At GameDay Pizza in Patterson, manager Brandon Harden said the business has been operating with dine-in service under Gov. John Bel Edwards’ order of 25% capacity, but they haven’t offered their dine-in buffet because it brings a large demand.
“With this 50% going into Phase Two, we will probably do the same thing,” he said. “We won’t do the buffet unless we feel like we can operate it in a manner where it’s feasible.”
However, Harden said GameDay Pizza will offer a to-go buffet.
He said the move from no inside dining to 25% was a smooth transition.
“We had a lot of business when it was shut down (inside dining) with takeout orders, which I think is pretty common in the pizza world anyway, so we were able to sustain business even when we were in the core of the pandemic,” Harden said.
He said it will be good to take a step closer to normalcy, noting that the interaction with usual customers that hasn’t taken place.
“We miss that,” Harden said. “Our workers miss that. The interaction that you get. I think everybody’s kind of missing that social aspect that you get from doing day-to-day business and face-to-face contact. We’re ready to get back to some sense of normalcy.”
In Bayou Vista, John Trevino Sr. of St. Mary Parish Recreation District No. 3, which oversees facilities in Bayou Vista such as the ballparks, skate park, waterpark and putt-putt golf facility, said they would need to seek more information from the governor’s office as well as the parish before determining if they can safely reopen these facilities.

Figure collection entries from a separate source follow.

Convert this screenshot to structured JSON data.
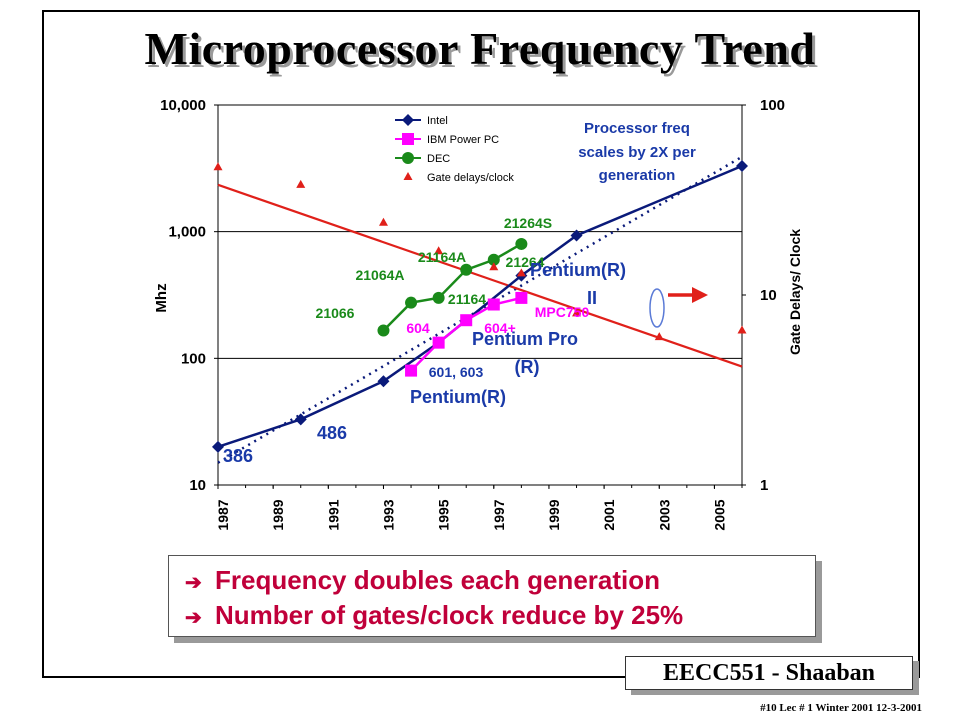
{
  "slide": {
    "title": "Microprocessor  Frequency Trend",
    "bullets": [
      {
        "icon": "right-arrow-bullet-icon",
        "symbol": "➔",
        "text": "Frequency doubles each generation"
      },
      {
        "icon": "right-arrow-bullet-icon",
        "symbol": "➔",
        "text": "Number of gates/clock reduce by 25%"
      }
    ],
    "badge": "EECC551  - Shaaban",
    "footer": "#10   Lec # 1 Winter 2001   12-3-2001"
  },
  "chart_data": {
    "type": "line",
    "xlabel": "",
    "ylabel": "Mhz",
    "y2label": "Gate Delays/ Clock",
    "xlim": [
      1987,
      2006
    ],
    "xticks": [
      "1987",
      "1989",
      "1991",
      "1993",
      "1995",
      "1997",
      "1999",
      "2001",
      "2003",
      "2005"
    ],
    "ylim": [
      10,
      10000
    ],
    "yscale": "log",
    "yticks": [
      "10",
      "100",
      "1,000",
      "10,000"
    ],
    "y2lim": [
      1,
      100
    ],
    "y2scale": "log",
    "y2ticks": [
      "1",
      "10",
      "100"
    ],
    "grid": "horizontal",
    "legend_position": "top-left",
    "legend": [
      "Intel",
      "IBM Power PC",
      "DEC",
      "Gate delays/clock"
    ],
    "series": [
      {
        "name": "Intel",
        "marker": "diamond",
        "color": "#0a1a7a",
        "points": [
          [
            1987,
            20
          ],
          [
            1990,
            33
          ],
          [
            1993,
            66
          ],
          [
            1995,
            133
          ],
          [
            1998,
            450
          ],
          [
            2000,
            933
          ],
          [
            2006,
            3300
          ]
        ]
      },
      {
        "name": "IBM Power PC",
        "marker": "square",
        "color": "#ff00ff",
        "points": [
          [
            1994,
            80
          ],
          [
            1995,
            133
          ],
          [
            1996,
            200
          ],
          [
            1997,
            266
          ],
          [
            1998,
            300
          ]
        ]
      },
      {
        "name": "DEC",
        "marker": "circle",
        "color": "#1a8a1a",
        "points": [
          [
            1993,
            166
          ],
          [
            1994,
            275
          ],
          [
            1995,
            300
          ],
          [
            1996,
            500
          ],
          [
            1997,
            600
          ],
          [
            1998,
            800
          ]
        ]
      },
      {
        "name": "Gate delays/clock",
        "marker": "triangle",
        "color": "#e0201a",
        "axis": "right",
        "points": [
          [
            1987,
            47
          ],
          [
            1990,
            38
          ],
          [
            1993,
            24
          ],
          [
            1995,
            17
          ],
          [
            1997,
            14
          ],
          [
            1998,
            13
          ],
          [
            2000,
            8
          ],
          [
            2003,
            6
          ],
          [
            2006,
            6.5
          ]
        ]
      }
    ],
    "annotations": [
      {
        "text": "Processor freq",
        "color": "#1a3aa8"
      },
      {
        "text": "scales by 2X per",
        "color": "#1a3aa8"
      },
      {
        "text": "generation",
        "color": "#1a3aa8"
      },
      {
        "text": "21264S",
        "color": "#1a8a1a"
      },
      {
        "text": "21164A",
        "color": "#1a8a1a"
      },
      {
        "text": "21064A",
        "color": "#1a8a1a"
      },
      {
        "text": "21066",
        "color": "#1a8a1a"
      },
      {
        "text": "21164",
        "color": "#1a8a1a"
      },
      {
        "text": "21264",
        "color": "#1a8a1a"
      },
      {
        "text": "604",
        "color": "#ff00ff"
      },
      {
        "text": "604+",
        "color": "#ff00ff"
      },
      {
        "text": "MPC750",
        "color": "#ff00ff"
      },
      {
        "text": "601, 603",
        "color": "#1a3aa8"
      },
      {
        "text": "Pentium(R)",
        "color": "#1a3aa8"
      },
      {
        "text": "II",
        "color": "#1a3aa8"
      },
      {
        "text": "Pentium Pro",
        "color": "#1a3aa8"
      },
      {
        "text": "(R)",
        "color": "#1a3aa8"
      },
      {
        "text": "Pentium(R)",
        "color": "#1a3aa8"
      },
      {
        "text": "486",
        "color": "#1a3aa8"
      },
      {
        "text": "386",
        "color": "#1a3aa8"
      }
    ]
  }
}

“If we can do it safely under the guidelines, we’re looking forward to getting things reopened,” Trevino said, noting the facilities are funded by the public and recreation leaders would like to see them used. “We just want to do it in a safe and cautious way.”
At One Faith Fellowship Christian International in Calumet, Apostle Lee Condolle said the church has been holding virtual worship and Bible study since mid-March and was meeting Monday evening with church leaders and congregants to get their feedback to see what their next step would be.
He said they think they may return to their church for in-person worship the first Sunday of July. However, that is yet to be determined.
Condolle said that safety is priority.
“We’re looking out for the people,” said Condolle, who leads the church with his wife, Pastor Myra Condolle. “It’s not so much about as far as being in the building, because we’re the church, but it’s looking out for the people, the safety of each other. That’s our main concern about the people that attend our ministry.”